Austria was the unlikely location of a 1987 dig that produced the first evidence of Terminatus republicanus, a savage hybrid of the slavering jackal and the brutish ape that's believed to have imposed its will on the wild for several centuries during the early Cretaceous. A real bully of a beast, the 'Arnie' was gifted with a freakishly overdeveloped musculature that helped it intimidate the bejesus out of its rivals, but its extreme tunnel vision made it essentially useless in situations that called for the slightest bit of finesse. This may be why it perennially found itself shadowed by Ishtarus sanctimonious (the 'Warren'), a nimble-minded pest that delighted in pointing out its confused victim's shortcomings.

Though it's impossible to confirm, scientists believe that the scrawny but vocal Poultrous diminutus became extinct when the sky fell on its head. Long after its passing, cleverer hominids continued to debate which had come first, the animal or the egg from whence it had hatched. As a result, one primitive forerunner of modern man, Falwellicus bellicosus, coined the theory of 'intelligent design' – which it supported by pointing out that diminutus had scared up more business in its first weekend on Earth than Evolution did in its entire run.

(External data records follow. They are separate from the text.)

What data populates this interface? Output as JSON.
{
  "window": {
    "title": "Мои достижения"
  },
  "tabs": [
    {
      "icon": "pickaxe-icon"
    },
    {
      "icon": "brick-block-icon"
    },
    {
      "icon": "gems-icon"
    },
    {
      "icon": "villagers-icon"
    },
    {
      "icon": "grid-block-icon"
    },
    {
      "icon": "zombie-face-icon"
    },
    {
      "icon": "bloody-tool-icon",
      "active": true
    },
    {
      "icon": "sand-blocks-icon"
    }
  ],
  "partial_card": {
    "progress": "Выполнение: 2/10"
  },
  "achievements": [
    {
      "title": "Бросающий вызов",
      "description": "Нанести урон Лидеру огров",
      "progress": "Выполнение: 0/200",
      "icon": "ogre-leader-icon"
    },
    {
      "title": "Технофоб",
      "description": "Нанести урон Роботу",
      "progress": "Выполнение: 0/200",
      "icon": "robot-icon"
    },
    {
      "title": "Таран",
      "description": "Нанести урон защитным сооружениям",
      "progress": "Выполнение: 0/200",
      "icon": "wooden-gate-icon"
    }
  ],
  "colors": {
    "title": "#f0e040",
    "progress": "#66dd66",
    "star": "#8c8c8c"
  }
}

A raging libido was the distinguishing characteristic of Alficus erectus (the 'Jude'), a kind of feral rabbit whose withered remains were found in 2002 in Tunisia, facedown in the bones of other specimens. Diligent study has revealed that the frisky Jude was prone to join in any and all work projects undertaken by its tribe – activity that provided respectable cover for its ceaseless attempts to perform coupling rituals with willing and semiwilling partners (including, on occasion, members of the animal's own family). The species' other distinctive feature was a mating call that bore a peculiar phonetic resemblance to today's popular salutation, 'Stick it in anywhere!'

Buried deep in the soil of what we now know as California, the recently unearthed Gipperus senilicus provides a fascinating glimpse into a vanished era. A dinosaur when there still were dinosaurs, the 'Ronnie' was an unlikely leader among leviathans: Its brain was tiny even by the meager standards of its genus, and it had a tendency to forget where it had been almost as soon as it got there. Yet it seemed to lead a charmed life, allowing its soothing growl and amiable demeanor to carry it places more sophisticated reptiles couldn't reach. The animal had a knack for avoiding punishment for the damage it tended to wreak on its environment, and for taking credit for milestones it had little to do with – like vanquishing enemies that had actually become exhausted while foraging for food. Some scientists believe we are still paying a price for the carte blanche that an awed world once granted the Ronnie, but you can bet the farm its scaly face ends up on the $10 bill someday, anyway.